Jozef 11

Op herhaling

 

Als wij aan het verhaal van Jozef de zoon van Jakob denken dan is het vaak dat wij hem uitgedost zien in zijn veelkleurige mantel, andere vertalingen zeggen pronkgewaad. Jakob had Jozef lief boven zijn andere kinderen, en dat liet hij ook blijken. Die mantel zette hem apart van zijn broeders, Jozef werd geboren uit de vrouw die Jakob liefhad. Het lijkt erop, dat juist door die mantel, zowel zijn broers alsook Jozef zelf ervanuit gingen dat Jozef zijn vader op zou volgen als koning (stamhoofd.) Wij moeten niet vergeten dat Jakob net als zijn vader Izaäk en zijn grootvader Abraham herdersvorsten waren. Dit gevoegd bij het feit dat Jozef twee door God gegeven profetische dromen kreeg, maakte hem onder zijn broeders gehaat. Die twee profetische dromen worden door zijn broeders heel goed begrepen. Of zij geloofd hebben dat Jozef die dromen ook werkelijk gehad heeft, of dat hij ze verzonnen had om zijn claim op het koningschap te versterken, weten wij niet.

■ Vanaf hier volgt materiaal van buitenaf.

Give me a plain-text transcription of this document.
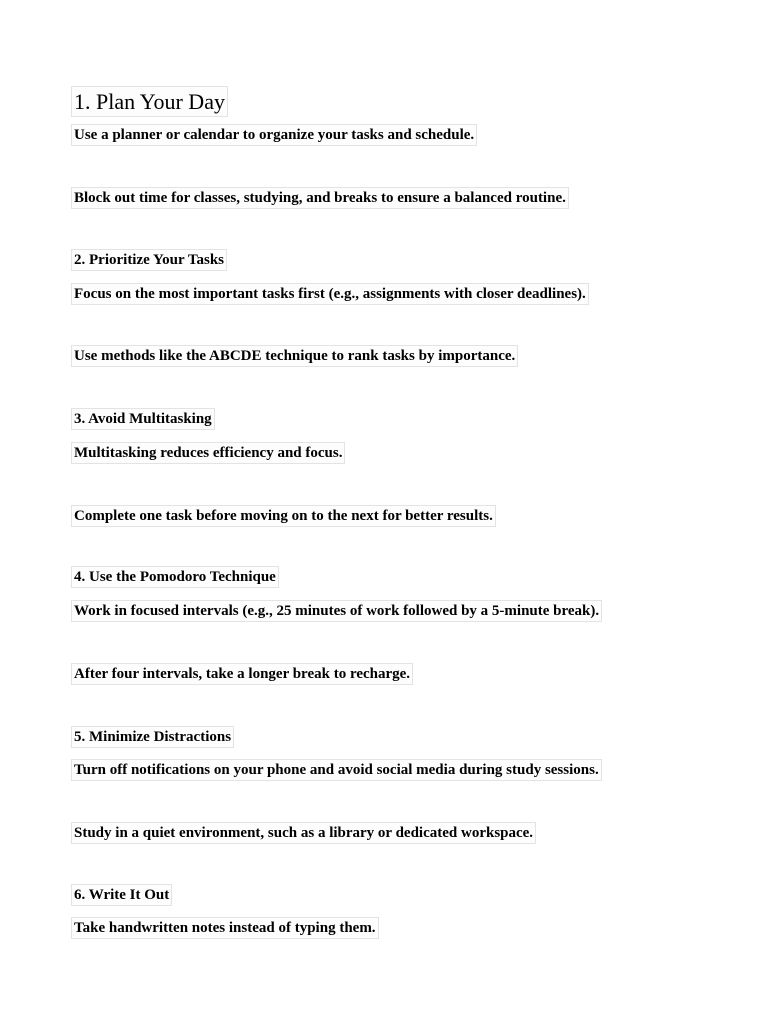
1. Plan Your Day
Use a planner or calendar to organize your tasks and schedule.
Block out time for classes, studying, and breaks to ensure a balanced routine.
2. Prioritize Your Tasks
Focus on the most important tasks first (e.g., assignments with closer deadlines).
Use methods like the ABCDE technique to rank tasks by importance.
3. Avoid Multitasking
Multitasking reduces efficiency and focus.
Complete one task before moving on to the next for better results.
4. Use the Pomodoro Technique
Work in focused intervals (e.g., 25 minutes of work followed by a 5-minute break).
After four intervals, take a longer break to recharge.
5. Minimize Distractions
Turn off notifications on your phone and avoid social media during study sessions.
Study in a quiet environment, such as a library or dedicated workspace.
6. Write It Out
Take handwritten notes instead of typing them.
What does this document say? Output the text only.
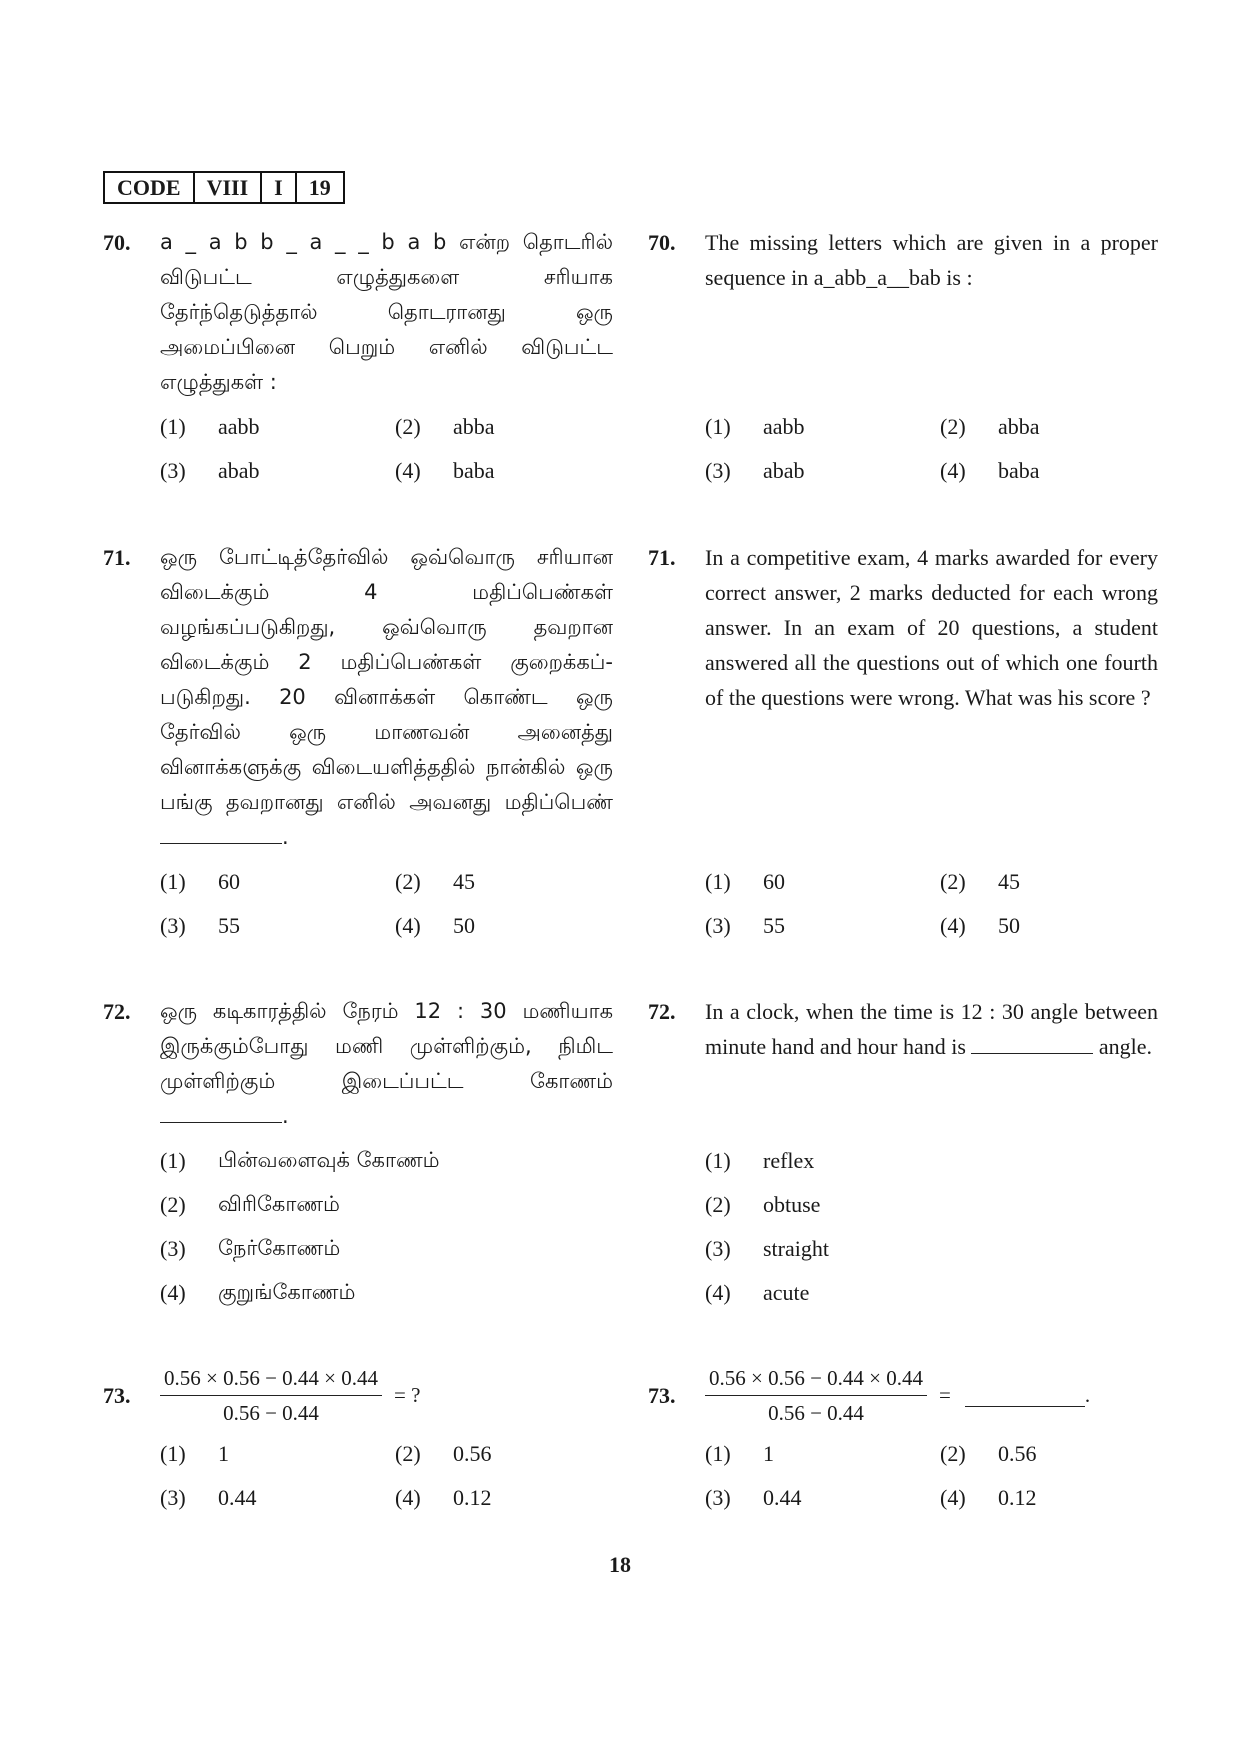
CODE	VIII	I	19
70. a _ a b b _ a _ _ b a b என்ற தொடரில் விடுபட்ட எழுத்துகளை சரியாக தேர்ந்தெடுத்தால் தொடரானது ஒரு அமைப்பினை பெறும் எனில் விடுபட்ட எழுத்துகள் :
(1)	aabb	(2)	abba
(3)	abab	(4)	baba
70. The missing letters which are given in a proper sequence in a_abb_a__bab is :
(1)	aabb	(2)	abba
(3)	abab	(4)	baba
71. ஒரு போட்டித்தேர்வில் ஒவ்வொரு சரியான விடைக்கும் 4 மதிப்பெண்கள் வழங்கப்படுகிறது, ஒவ்வொரு தவறான விடைக்கும் 2 மதிப்பெண்கள் குறைக்கப்-படுகிறது. 20 வினாக்கள் கொண்ட ஒரு தேர்வில் ஒரு மாணவன் அனைத்து வினாக்களுக்கு விடையளித்ததில் நான்கில் ஒரு பங்கு தவறானது எனில் அவனது மதிப்பெண் .
(1)	60	(2)	45
(3)	55	(4)	50
71. In a competitive exam, 4 marks awarded for every correct answer, 2 marks deducted for each wrong answer. In an exam of 20 questions, a student answered all the questions out of which one fourth of the questions were wrong. What was his score ?
(1)	60	(2)	45
(3)	55	(4)	50
72. ஒரு கடிகாரத்தில் நேரம் 12 : 30 மணியாக இருக்கும்போது மணி முள்ளிற்கும், நிமிட முள்ளிற்கும் இடைப்பட்ட கோணம் .
(1)	பின்வளைவுக் கோணம்
(2)	விரிகோணம்
(3)	நேர்கோணம்
(4)	குறுங்கோணம்
72. In a clock, when the time is 12 : 30 angle between minute hand and hour hand is	angle.
(1)	reflex
(2)	obtuse
(3)	straight
(4)	acute
73. $\frac{0.56 \times 0.56 - 0.44 \times 0.44}{0.56 - 0.44}$ = ?
(1)	1	(2)	0.56
(3)	0.44	(4)	0.12
73. $\frac{0.56 \times 0.56 - 0.44 \times 0.44}{0.56 - 0.44}$ =	.
(1)	1	(2)	0.56
(3)	0.44	(4)	0.12
18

Maar als zij geloofd hebben dat Jozef deze twee profetieën van God gekregen heeft, dan komt het verkopen van hun broer in een nog schriller daglicht te staan. Dan is het niet alleen hun vader en Jozef die willen dat hij het leiderschap over de stam krijgt, maar dat het Gods wil is dat hij het wordt. In die tijd was de koning ook gelijk priester en profeet. Dus als Jozef al een koninklijke mantel droeg en hij was ook profeet, dan moesten zij hem wel erkennen als de opvolger van hun vader.

 

 

Koningskinderen

 

Jozef wordt door de mantel die hij van zijn vader gekregen heeft aangewezen als kroonprins. Zo is het ook met iedereen die in Jezus gelooft. Ook wij krijgen van God een koningsmantel op het moment dat wij belijden dat Hij onze Vader is. Wij kunnen die bijzondere mantel hier op aarde nog niet waarnemen omdat dat kleed bestaat uit een door Christus toegerekende gerechtigheid. Die mantel die wij van Hem krijgen is zonder vlek of rimpel, alsof wij nooit gezondigd hebben. Jozef kreeg die mantel ook niet van zijn vader om de goede dingen die hij gedaan had, maar om wie zijn vader was.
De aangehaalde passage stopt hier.